Expression of the SID domain or the SID-MAD–interacting peptide fused with GFP impairs tumor growth. (A) MMTV-Myc cells (2.5 × 10⁵ cells/fat pad) were injected into the mammary fat pads of FVB syngeneic mice (n = 10). MMTV-Myc cells stably expressing pTHE were injected in the left flank, with vector control injected in the right flank of each mouse as indicated to avoid interanimal variation between groups, and tumors were retrieved after 14 d. (B) Immunohistochemical analysis of the tumors indicates that those expressing the SID domain express higher levels of E-cadherin localized to the plasma membrane (Top Left Inset), higher nuclear expression of p27, and low Rb (8 of 8 tumors studied). (Scale bar, 50 μm.) Similar results were obtained using pEGFP-N3/SID plasmids.

Fig. 5.

(A) Schematic representations of the promoters and 5′UTR of CDH1 and ESR1 used in this study. Positions of CpG dinucleotides are indicated by gray ticks, and the transcription initiation sites are represented by black arrows. The relative positions of primer pairs used to PCR-amplify immunoprecipitated DNA from ChIP analysis (green arrows) and bisulfite-modified DNA (red arrows) are also indicated. (B) H3K4^me3 levels on the CDH1 and ESR1 promoter regions increase dramatically in response to SID. ChIP analysis was performed with chromatin from wild-type or stably transfected MDA-MB-231 cells as indicated. Cross-linked protein-DNA complexes were immunoprecipitated with an antitrimethyl H3K4 antibody and amplified by real-time PCR. Results are shown as percentage of input DNA. The RPL30 housekeeping gene is shown as a control. (C) Real-time PCR analysis of CDH1 and ESR1 gene expression.

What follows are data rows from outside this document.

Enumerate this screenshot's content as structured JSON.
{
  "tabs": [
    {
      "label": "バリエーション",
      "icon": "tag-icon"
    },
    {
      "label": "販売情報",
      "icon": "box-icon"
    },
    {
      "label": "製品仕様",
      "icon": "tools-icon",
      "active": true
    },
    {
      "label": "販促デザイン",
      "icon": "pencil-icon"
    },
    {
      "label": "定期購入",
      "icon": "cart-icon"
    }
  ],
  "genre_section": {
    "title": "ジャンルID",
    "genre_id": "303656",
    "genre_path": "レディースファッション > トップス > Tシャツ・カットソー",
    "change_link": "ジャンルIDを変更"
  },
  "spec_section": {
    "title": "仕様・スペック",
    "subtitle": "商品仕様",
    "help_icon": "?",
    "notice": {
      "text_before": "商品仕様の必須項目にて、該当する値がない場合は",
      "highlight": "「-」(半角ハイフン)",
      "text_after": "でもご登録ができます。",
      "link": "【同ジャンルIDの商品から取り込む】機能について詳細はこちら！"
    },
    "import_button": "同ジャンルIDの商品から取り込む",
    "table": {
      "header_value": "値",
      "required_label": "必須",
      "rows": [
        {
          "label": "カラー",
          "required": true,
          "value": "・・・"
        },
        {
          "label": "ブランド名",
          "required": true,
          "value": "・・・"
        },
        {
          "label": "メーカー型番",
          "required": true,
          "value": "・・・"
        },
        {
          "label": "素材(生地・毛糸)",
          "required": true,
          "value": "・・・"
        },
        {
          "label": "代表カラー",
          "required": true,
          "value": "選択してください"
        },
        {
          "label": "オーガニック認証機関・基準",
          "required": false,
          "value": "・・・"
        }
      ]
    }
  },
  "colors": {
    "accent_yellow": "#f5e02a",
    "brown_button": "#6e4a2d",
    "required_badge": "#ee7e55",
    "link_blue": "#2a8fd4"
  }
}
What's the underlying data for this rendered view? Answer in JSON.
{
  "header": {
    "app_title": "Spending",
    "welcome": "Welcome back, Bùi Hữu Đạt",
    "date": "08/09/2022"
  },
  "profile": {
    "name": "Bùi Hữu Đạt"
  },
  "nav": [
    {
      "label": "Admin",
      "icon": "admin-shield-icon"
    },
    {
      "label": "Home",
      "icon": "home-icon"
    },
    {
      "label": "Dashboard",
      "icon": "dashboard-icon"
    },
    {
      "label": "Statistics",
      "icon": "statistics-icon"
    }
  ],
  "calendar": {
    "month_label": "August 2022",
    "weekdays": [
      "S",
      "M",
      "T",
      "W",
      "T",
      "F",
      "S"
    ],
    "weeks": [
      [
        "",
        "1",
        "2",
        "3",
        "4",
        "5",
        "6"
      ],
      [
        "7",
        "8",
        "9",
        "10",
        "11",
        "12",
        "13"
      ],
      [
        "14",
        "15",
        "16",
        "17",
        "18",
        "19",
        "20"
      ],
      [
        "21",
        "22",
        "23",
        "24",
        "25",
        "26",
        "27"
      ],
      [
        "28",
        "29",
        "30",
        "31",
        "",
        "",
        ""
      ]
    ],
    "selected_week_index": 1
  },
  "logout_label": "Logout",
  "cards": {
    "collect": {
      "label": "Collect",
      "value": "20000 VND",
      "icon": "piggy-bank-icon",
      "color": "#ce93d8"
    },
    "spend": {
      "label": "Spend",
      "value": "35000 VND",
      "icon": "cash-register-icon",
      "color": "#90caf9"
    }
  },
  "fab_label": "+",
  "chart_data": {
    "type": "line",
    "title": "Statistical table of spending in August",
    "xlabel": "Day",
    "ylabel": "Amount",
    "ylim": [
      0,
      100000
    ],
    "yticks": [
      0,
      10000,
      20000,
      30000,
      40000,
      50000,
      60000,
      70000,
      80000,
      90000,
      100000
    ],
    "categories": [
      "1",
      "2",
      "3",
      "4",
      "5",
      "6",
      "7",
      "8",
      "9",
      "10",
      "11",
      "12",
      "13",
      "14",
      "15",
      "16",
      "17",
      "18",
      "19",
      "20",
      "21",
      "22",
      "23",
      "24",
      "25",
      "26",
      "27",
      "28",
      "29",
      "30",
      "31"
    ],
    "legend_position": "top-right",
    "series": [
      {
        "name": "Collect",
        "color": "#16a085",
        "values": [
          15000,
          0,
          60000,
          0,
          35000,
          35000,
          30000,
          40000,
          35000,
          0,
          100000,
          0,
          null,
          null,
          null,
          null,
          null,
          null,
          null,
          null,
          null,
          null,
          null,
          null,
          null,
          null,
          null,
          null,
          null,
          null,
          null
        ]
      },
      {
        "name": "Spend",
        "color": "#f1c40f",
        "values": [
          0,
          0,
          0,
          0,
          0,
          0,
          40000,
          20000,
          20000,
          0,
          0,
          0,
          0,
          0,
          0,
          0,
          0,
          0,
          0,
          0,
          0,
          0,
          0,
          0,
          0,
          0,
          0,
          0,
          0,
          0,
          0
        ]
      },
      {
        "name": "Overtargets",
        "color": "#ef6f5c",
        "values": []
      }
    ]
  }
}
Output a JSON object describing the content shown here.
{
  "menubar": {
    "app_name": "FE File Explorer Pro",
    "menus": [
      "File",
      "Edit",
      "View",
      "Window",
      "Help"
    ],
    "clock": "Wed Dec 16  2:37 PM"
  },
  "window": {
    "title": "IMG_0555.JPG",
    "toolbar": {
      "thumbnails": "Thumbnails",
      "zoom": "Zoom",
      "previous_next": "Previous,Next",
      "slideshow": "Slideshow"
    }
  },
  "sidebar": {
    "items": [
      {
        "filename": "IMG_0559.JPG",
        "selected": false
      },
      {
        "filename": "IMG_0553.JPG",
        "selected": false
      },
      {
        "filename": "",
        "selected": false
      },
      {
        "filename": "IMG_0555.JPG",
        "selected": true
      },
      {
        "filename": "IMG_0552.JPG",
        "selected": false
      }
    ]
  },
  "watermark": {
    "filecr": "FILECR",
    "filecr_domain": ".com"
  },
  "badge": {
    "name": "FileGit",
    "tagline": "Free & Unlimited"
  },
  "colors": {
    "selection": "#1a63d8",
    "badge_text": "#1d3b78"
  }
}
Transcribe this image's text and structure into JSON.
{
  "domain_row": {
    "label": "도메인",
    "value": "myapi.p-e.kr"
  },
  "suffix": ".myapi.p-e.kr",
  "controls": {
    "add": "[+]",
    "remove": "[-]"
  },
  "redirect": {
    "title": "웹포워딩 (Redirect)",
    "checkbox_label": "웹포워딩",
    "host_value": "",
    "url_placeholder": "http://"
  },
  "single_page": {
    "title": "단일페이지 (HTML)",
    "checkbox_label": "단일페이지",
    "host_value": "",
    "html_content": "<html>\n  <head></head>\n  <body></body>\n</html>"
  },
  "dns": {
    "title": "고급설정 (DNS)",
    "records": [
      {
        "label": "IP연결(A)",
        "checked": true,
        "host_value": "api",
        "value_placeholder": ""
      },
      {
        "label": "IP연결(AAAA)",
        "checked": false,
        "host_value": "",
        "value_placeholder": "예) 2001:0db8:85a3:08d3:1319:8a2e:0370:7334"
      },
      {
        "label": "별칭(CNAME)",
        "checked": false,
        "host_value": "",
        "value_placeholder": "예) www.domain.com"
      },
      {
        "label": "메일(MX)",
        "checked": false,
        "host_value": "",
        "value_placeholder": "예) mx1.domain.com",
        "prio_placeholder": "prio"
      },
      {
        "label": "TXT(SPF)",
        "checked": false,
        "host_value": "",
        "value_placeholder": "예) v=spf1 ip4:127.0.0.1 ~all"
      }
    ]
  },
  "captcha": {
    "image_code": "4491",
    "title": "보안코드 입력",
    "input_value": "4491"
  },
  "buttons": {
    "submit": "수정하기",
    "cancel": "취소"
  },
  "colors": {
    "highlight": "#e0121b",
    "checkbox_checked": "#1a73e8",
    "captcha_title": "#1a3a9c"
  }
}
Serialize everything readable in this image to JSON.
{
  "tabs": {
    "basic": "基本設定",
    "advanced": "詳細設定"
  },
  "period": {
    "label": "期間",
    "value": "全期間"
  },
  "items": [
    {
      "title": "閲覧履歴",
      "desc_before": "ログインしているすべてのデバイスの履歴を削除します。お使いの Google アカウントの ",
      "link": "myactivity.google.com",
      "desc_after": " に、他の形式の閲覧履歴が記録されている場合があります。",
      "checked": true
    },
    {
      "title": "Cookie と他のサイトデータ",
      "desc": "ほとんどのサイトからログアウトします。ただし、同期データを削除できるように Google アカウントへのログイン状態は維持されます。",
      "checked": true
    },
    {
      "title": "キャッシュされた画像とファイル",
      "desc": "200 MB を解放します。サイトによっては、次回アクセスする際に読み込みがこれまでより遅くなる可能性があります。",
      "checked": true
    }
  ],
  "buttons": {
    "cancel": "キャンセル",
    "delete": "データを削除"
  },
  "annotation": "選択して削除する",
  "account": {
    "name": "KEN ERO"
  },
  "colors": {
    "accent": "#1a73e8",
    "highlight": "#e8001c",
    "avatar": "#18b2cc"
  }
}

Values are shown as molecules per microgram total RNA and were derived from the ΔCt between the GAPDH housekeeping gene and the gene of interest. The amount of GAPDH molecules per microgram total RNA was determined by absolute quantification. (D) The CDH1 and ESR1 promoters undergo demethylation in response to SID. After bisulfite modification of wild-type or stably transfected MDA-MB-231 cells, as indicated, specifically amplified PCR products were sequenced using primers corresponding to the promoter/5′UTR of ESR1. Positions of CpG dinucleotides are indicated by gray ticks, and the transcription initiation sites are indicated by black arrows. Five clones were sequenced per sample, and a black-filled circle represents where a CpG dinucleotide was found to be methylated. Unmethylated CpGs are represented by open circles. CpG positions are shown relative to transcription initiation site. (E) Functional assays for ERα and RAR activation. To determine whether the reexpressed ERα and RARβ were functional in MDA-MB-231 cells transfected with SID (pTHE plasmid), cell proliferation assays were performed. Cells were stimulated with 2.5 nM estradiol (E2) or E2 plus 2.5 μM tamoxifen overnight (Left) or 1 mM ATRA (pan-RAR agonist) or 100 nM AM580 (RARα-specific agonist) daily for 48 h (Right) to determine the activation of ERα and RARs, respectively.